Onsite maintenance covers both common areas and individual apartments. Something breaks, you report it, they fix it, at no additional cost.
None of this is "luxury," but to someone used to playing the sh*tty landlord game for years, it feels like it. BTR made it accessible to renters like me.
What are the downsides of BTR?
The risks are worth pointing out.
Rent escalation is contractually embedded in most BTR leases, and it can be high.
The BTR product is convenient, not cheap. In Australia, residents have faced rent increases of 9 - 17% at the end of year one! You are, by design, always a tenant. You build no equity. The flexibility that makes BTR appealing to a mobile generation is also what makes long-term wealth accumulation harder. That's the tradeoff.
My BTR contract is capped at five years — which is pretty good! But at renewal, there is no guarantee of continuity. I may face a new contract at a higher rate, or find the unit is no longer available. For someone building a stable life or family in one city, that uncertainty is the reason BTR remains a transitional product, not a permanent home.
Location is another consideration BTR marketing tends to gloss over. Because BTR is a relatively new model, buildings are often constructed on sites that older private developments passed on — near highways, rail corridors, or industrial edges. Convenient to the city center, yes, but convenient rarely means pleasant or quiet.
Ironically, BTR buildings can actually be sold! Your contract is with the operator, not the building. A change in institutional ownership can mean new management, revised pricing policies, or a different approach to the community rules you signed up for — with little notice or recourse. In my case, the operator changed a few days before I moved in. I found out via email.
Where is this heading next?
Obviously I'm biased towards BTR, but I'm also not naive. The future is not a single model. I think it's 3 models, serving different stages of life.

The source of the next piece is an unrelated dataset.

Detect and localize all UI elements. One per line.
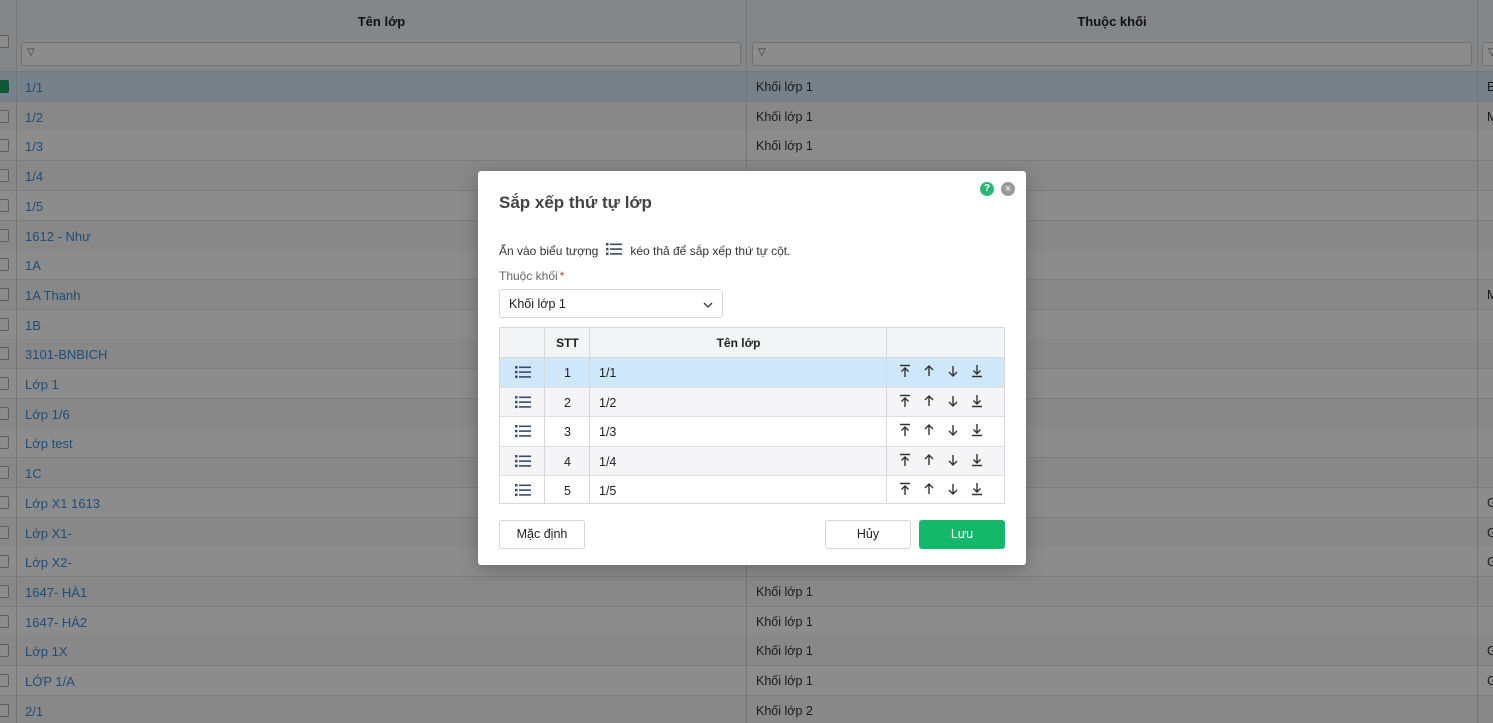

BTR is the entry point, where people land when they arrive in a new city, build careers across borders, or are simply not yet ready to commit to geography. It is also where Maslow's framework plays out most completely for a generation that cannot yet own. Physiological needs, safety, belonging - all designed into the building itself.
Serviced BTO sits in the middle: you own, but share professionally managed amenities and common spaces. The convenience of BTR without surrendering the asset, in theory. In practice, the line between serviced BTO and BTR is increasingly thin, and for investors, the distinction matters less than the yield.
Traditional BTO in a non-serviced building remains the benchmark for those with stability, capital, and a long-term commitment to a place. The equity builds. The full control comes with responsibility, which is entirely yours. You are the architect of your own space, though in most city centres, the land available for privately owned homes is shrinking fast.
In Spain - one of Europe's fastest-moving BTR markets - total sector investment hit €2.5 billion by Q3 2024, with Madrid supply up 115% year-on-year and Valencia growing 46% since 2022.
The direction is consistent across every major market. The world BTR is designed for - mobile, uncertain, subscription-native - is the direction things are moving. Maslow's first need has not changed. What has changed is how a generation is choosing to meet it.
So for investors, the question is not whether BTR is legitimate. It already is. The question is how early you are willing to move on a sector that is still, in most markets, just beginning.